Occlusal Appliance

Dr. Romanita Ghilzon
Authored by:
Dr. Romanita Ghilzon


  1. To retard tooth wear in bruxers
  2. To protect  restorations from the effects of bruxism
  3. As means of assessing the patient’s tolerance for an increase in VDO
  4. As non-invasive early-stage therapy for painful TM joints. 

Regarding TMJ pain, evidence suggests that, in most instances, it subsides without treatment.  However, once the TMJ pain has become chronic, surveys also show that it is less likely to resolve spontaneously.

Occlusal appliance adjustments:

Occlusal appliances can be fabricated for either the arch.  Most patients find mandibular appliances more comfortable.  For periodontal patients, however, maxillary appliances are more beneficial because they act as retainers which prevent the maxillary incisors from extruding or splaying.  Hard acrylic is used in the fabrication of these appliances, and the occlusal surface is adjusted, so that as many opposing posterior stamp cusps (lingual cusps of maxillary posteriors or buccal cusps of mandibular posteriors) as possible contact evenly in centric occlusion.

 As with the natural occlusion, the goal of adjusting the occlusal appliance is to achieve anterior disclusion, when the mandible moves into lateral and protrusive excursions.

Follow-up occlusal appliance therapy:

If the appliance is used to retard tooth or restoration wear, follow-up appointments are scheduled at 6-12 month intervals, in order to ascertain that the occlusion, with the appliance in place, continues to be stable.

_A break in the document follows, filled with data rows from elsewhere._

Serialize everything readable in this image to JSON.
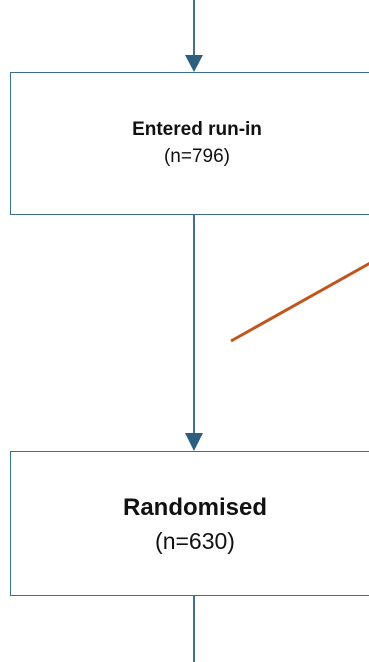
{
  "diagram": {
    "nodes": [
      {
        "id": "entered-run-in",
        "title": "Entered run-in",
        "count": "(n=796)"
      },
      {
        "id": "randomised",
        "title": "Randomised",
        "count": "(n=630)"
      }
    ],
    "edges": [
      {
        "from": "",
        "to": "entered-run-in"
      },
      {
        "from": "entered-run-in",
        "to": "randomised"
      },
      {
        "from": "randomised",
        "to": ""
      },
      {
        "from": "entered-run-in",
        "to": ""
      }
    ],
    "colors": {
      "arrow": "#2f5f7f",
      "box_border": "#3a6f8f",
      "side_branch": "#c0551e"
    }
  }
}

If the appliance is used to assess the patient’s tolerance for an increased VDO, appliance therapy is continued until such tolerance is confirmed.

If occlusal appliance is used as early-stage therapy for TMJ pain, follow-up appointments for additional adjustments and/or to assess the patient’s progress are scheduled at varying intervals, depending on the severity of the pain.  Occlusal appliance therapy is continued until the symptoms improve or subside, but no longer than three months, after which other modalities of treatment or alternative diagnoses are explored.



List T., Axelsson S., Management of TMD: evidence from systematic reviews and meta-analyses. Journal of Oral Rehabilitation 2010;37:430-451.

Manfredini D., Favero L., et al., Natural course of temporomandibular disorders with low pain-related impairment: a 2-to- 3 year follow-up study. Journal of Oral Rehabilitation 2013;40:436-442.

Okeson J.P., Management of Temporomandibular Disorders and Occlusion. 7th edition Elsevier, Mosby 2013.

Rollman A., Visscher C.M., Gorter R.C., Naeije M., Improvement in patients with a TMD-pain report. A 6-month follow-up study. Journal of Oral Rehabilitation 2013;40:5-14.

Stefanac Stephen J., Nesbit Samuel Paul, Treatment Planning in Dentistry. 2nd edition, Elsevier, Mosby, 2007.